The Advantages of Sole-Proprietorship
- Easy, fast, and inexpensive to form.
- It is easy to administer and manage.
- Unlike a private limited company, a sole-proprietorship has less administrative duties to adhere to.
The Disadvantages of a Sole-Proprietorship
- Owners are personally liable for the debts, losses and liabilities of the business.
- Owners cannot raise capital by selling an interest in the business.
- Sole-proprietorships seldom survive the death or incapacity of their owners; thus may not retain value.
- The owner must be at least 18 years old and a Singapore Citizen/ Singapore Permanent Resident/ Employment Pass Holder/ Dependant Pass Holder.
- If the owner is not a resident in Singapore, he/she must appoint a local manager who is a resident in Singapore.
- Self-employed persons must make sure that they have paid their Medisave account with the CPF Board before they can register a new business, join an existing business, or renew the license of an existing business.

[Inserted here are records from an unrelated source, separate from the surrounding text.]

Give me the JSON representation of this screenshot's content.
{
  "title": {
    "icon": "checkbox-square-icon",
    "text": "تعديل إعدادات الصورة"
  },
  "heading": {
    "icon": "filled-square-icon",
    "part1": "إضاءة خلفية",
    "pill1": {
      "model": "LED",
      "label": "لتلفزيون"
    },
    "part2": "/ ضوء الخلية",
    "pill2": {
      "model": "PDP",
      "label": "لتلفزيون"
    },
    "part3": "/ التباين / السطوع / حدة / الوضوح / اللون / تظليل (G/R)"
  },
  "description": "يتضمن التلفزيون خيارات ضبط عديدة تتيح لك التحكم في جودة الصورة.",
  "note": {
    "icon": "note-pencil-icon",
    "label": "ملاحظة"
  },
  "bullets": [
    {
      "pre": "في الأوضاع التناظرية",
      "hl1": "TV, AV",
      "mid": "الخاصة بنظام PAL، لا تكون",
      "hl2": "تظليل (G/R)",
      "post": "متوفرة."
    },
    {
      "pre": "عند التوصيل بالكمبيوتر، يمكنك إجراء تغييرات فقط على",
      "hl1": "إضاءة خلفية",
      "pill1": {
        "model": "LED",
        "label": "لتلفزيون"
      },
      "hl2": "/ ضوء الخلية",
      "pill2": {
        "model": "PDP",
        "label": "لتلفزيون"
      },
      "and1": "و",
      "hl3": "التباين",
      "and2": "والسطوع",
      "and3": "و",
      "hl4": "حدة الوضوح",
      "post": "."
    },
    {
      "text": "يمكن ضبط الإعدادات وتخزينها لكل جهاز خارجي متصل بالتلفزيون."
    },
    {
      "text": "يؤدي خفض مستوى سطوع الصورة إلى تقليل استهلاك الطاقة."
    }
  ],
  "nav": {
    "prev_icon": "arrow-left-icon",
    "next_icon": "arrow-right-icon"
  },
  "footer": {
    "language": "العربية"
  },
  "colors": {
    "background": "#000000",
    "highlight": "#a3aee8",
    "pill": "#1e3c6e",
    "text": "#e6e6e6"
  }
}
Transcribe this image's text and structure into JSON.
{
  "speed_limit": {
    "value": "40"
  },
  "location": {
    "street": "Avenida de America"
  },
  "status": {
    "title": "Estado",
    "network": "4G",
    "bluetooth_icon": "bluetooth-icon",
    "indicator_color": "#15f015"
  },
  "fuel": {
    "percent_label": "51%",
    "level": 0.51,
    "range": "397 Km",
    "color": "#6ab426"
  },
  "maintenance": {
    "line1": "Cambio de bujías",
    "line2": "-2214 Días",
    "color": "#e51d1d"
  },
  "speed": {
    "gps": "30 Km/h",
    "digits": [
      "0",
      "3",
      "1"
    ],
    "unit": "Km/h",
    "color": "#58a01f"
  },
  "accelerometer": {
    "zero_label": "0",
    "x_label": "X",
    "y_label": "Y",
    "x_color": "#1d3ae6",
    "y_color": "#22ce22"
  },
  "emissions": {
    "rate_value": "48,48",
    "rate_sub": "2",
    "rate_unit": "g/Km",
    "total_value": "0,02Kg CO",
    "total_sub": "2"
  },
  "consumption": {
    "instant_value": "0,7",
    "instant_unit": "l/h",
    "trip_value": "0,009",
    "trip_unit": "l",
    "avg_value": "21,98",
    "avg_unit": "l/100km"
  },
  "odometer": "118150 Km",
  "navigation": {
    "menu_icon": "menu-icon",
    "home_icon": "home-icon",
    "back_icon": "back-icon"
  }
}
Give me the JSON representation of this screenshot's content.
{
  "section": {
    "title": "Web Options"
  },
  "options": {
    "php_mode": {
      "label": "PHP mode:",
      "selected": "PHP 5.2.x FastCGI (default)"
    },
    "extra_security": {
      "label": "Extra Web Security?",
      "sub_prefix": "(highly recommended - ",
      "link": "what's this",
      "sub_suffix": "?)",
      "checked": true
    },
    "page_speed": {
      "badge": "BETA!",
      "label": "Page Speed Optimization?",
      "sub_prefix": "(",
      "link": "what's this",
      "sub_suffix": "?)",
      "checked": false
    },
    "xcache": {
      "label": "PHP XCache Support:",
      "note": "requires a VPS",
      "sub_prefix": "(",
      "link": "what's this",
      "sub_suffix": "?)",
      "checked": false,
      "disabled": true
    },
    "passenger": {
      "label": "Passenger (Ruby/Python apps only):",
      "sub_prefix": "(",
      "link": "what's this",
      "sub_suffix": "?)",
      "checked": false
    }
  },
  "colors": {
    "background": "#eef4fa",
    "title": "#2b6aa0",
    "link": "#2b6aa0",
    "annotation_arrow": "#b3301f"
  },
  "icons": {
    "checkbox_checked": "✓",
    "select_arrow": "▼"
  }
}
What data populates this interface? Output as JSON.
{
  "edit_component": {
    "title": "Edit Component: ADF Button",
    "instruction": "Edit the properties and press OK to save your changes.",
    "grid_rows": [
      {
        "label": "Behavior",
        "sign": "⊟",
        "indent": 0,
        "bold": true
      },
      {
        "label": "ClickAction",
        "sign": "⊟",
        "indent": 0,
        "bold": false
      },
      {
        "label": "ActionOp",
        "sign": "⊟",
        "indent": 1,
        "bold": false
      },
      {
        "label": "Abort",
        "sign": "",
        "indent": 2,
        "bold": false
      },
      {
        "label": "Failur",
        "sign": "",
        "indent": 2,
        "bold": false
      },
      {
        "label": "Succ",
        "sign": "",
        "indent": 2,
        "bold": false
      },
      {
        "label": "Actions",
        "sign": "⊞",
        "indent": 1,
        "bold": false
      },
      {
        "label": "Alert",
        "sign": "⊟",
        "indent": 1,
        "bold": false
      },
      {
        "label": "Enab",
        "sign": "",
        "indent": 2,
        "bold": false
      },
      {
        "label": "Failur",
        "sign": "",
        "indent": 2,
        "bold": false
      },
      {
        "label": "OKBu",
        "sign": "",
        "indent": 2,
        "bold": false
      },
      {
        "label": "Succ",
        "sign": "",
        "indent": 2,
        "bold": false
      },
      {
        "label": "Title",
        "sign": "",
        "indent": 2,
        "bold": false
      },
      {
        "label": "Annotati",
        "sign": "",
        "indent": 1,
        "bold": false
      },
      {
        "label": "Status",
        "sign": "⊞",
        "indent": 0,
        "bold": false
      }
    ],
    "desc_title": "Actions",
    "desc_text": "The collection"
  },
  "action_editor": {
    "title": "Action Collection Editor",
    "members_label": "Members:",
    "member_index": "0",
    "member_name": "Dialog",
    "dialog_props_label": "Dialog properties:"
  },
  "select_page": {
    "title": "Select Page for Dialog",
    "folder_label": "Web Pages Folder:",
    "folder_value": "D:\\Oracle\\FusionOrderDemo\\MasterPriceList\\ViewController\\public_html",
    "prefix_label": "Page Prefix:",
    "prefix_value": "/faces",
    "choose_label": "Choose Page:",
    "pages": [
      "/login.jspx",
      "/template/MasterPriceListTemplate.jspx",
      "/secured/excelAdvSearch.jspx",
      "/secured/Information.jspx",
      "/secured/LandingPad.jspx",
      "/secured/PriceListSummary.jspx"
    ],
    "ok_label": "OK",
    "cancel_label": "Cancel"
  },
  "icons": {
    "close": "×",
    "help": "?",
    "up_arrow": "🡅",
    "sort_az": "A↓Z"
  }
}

- An undischarged bankrupt needs an approval from the court or Official Assignee before he/she is allowed to manage a business.
- Registration of a Sole-Proprietorship must be renewed every year.
- The registration fee is $50.00 and the business name application fee is $15.00.
Cessation of Business
- By Owner.
• Cessation of Business
- By the Registrar (The Accounting and Corporate Regulatory Authority – ACRA).
• If the owner does not renew the yearly business registration.
• If the Registrar is satisfied that the business is defunct.